21-Hydroxy-6,19-epoxyprogesterone (21OH-6,19OP) is a selective antiglucocorticoid that lacks the bulky substituent at C-11 found in active antagonists of the glucocorticoid receptor (GR). Ligand-free GR ligand-binding domain (LBD) and GR LBD complexed with 21OH-6,19OP or the agonist dexamethasone were simulated during 6 ns using molecular dynamics. Results suggest that the time fluctuation and average position adopted by the H1-H3 loop affect the ability of GR LBD-21OH-6,19OP complex to homodimerize, a necessary step in transcriptome assembly. A nuclear localization and a transactivation experiment showed that, although 21OH-6,19OP activates the translocation of the GR, the nuclear complex is unable to induce the transcription of a reporter driven by a promoter, that requires binding to a GR homodimer to be activated. These findings support the hypothesis that the passive antagonist mode of action of 21OH-6,19OP resides, at least in part, in the incapacity of the GR-21OH-6,19OP complex to dimerize.

Hemisuccinate of 21-hydroxy-6,19-epoxyprogesterone: a tissue-specific modulator of the glucocorticoid receptor.

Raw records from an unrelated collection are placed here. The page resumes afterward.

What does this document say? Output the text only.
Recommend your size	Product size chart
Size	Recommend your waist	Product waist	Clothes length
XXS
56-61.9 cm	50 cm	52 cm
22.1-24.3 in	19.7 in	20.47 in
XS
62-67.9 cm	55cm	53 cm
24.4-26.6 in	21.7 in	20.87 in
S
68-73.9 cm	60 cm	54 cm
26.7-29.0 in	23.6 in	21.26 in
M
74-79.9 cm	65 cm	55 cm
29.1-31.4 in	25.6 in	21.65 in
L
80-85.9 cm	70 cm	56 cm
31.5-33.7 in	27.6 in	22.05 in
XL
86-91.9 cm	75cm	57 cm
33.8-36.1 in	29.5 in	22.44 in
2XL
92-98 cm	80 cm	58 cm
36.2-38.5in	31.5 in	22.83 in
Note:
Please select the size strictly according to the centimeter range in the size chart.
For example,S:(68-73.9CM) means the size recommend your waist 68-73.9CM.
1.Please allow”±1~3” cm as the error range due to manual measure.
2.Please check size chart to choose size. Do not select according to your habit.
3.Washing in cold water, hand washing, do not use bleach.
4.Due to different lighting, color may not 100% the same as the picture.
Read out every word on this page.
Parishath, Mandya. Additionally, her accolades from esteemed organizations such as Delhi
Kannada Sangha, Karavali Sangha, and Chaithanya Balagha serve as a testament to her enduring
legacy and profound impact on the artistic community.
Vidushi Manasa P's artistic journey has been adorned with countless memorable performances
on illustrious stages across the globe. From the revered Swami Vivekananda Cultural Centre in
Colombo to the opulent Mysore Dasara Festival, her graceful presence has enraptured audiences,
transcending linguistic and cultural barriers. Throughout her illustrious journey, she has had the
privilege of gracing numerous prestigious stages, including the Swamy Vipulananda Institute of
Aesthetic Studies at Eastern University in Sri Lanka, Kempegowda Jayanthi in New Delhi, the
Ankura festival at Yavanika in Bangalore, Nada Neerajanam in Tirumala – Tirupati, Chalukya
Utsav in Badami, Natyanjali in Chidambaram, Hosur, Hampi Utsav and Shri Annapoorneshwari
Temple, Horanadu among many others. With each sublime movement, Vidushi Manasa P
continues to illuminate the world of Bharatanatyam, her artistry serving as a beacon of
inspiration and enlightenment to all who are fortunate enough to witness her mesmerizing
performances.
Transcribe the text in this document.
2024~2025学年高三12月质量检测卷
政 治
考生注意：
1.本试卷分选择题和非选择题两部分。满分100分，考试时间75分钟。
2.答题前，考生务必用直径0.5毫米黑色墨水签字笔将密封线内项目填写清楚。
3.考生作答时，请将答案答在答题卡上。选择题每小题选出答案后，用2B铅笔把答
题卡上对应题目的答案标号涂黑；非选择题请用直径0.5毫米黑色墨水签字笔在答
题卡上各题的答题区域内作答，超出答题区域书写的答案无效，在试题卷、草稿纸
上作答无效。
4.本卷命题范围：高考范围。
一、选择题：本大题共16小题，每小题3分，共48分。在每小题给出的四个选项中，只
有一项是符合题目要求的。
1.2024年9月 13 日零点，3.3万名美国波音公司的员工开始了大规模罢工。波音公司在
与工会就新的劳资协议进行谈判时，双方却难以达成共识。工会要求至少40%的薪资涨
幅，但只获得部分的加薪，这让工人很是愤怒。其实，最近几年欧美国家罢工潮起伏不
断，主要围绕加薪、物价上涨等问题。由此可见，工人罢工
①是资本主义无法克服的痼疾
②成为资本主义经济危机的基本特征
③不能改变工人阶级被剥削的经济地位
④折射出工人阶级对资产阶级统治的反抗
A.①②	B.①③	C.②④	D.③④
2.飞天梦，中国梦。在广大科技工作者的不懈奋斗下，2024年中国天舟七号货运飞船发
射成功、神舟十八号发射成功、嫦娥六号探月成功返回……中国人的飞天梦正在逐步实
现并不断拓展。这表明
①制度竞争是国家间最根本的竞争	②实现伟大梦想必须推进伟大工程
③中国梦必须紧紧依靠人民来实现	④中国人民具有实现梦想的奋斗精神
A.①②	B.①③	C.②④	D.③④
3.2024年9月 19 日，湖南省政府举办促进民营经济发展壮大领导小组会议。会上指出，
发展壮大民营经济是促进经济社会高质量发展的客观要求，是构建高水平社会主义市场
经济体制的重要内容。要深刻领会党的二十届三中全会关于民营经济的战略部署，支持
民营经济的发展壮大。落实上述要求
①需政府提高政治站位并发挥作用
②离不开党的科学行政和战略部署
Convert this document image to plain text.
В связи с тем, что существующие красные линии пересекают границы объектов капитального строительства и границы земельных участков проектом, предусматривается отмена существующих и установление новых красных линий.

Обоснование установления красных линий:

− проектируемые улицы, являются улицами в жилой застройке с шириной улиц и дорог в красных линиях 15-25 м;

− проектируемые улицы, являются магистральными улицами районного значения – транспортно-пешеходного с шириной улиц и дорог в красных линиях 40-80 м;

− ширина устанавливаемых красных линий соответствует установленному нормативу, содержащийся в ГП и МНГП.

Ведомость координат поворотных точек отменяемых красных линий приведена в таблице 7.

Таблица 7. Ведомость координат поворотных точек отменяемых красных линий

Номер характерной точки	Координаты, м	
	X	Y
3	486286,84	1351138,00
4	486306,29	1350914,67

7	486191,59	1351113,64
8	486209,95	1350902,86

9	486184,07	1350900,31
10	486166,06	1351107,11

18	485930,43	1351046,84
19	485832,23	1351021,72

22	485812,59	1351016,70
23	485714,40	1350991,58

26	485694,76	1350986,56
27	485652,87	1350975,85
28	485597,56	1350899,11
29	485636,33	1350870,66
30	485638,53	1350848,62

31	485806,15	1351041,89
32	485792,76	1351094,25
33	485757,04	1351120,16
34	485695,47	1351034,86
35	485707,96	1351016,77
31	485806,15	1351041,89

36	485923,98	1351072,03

The introduction of a hemisuccinate group at the 21‐position of the passive antiglucocorticoid 21OH‐6,19OP leads to a compound (21HS‐6,19OP) with a notable activity profile toward the glucocorticoid receptor (GR). In contrast to the parent steroid, 21HS‐6,19OP behaves as a pure agonist of GR activity in direct transactivation assays. However, the apoptotic effects of 21HS‐6,19OP show that the effect depends on cell type: while 21HS‐6,19OP is a pure agonist in L929 mouse fibroblasts, in thymocytes 21HS‐6,19OP had significant antiglucocorticoid activity. This tissue‐specific activity makes 21HS‐6,19OP a novel selective GR modulator. To investigate the molecular basis of action of 21HS‐6,19OP, we carried out molecular dynamics simulations (6u2005ns) of the GR ligand binding domain (LBD) complexed with 21HS‐6,19OP. Our results indicate that the hemisuccinate moiety may play a key role in stabilizing the active conformation of the receptor dimerization interface, reverting the changes observed with the antagonist 21OH‐6,19OP. Other changes in regions of the GR related to cofactor recruitment (possibly tissue‐specific), could explain this particular activity profile.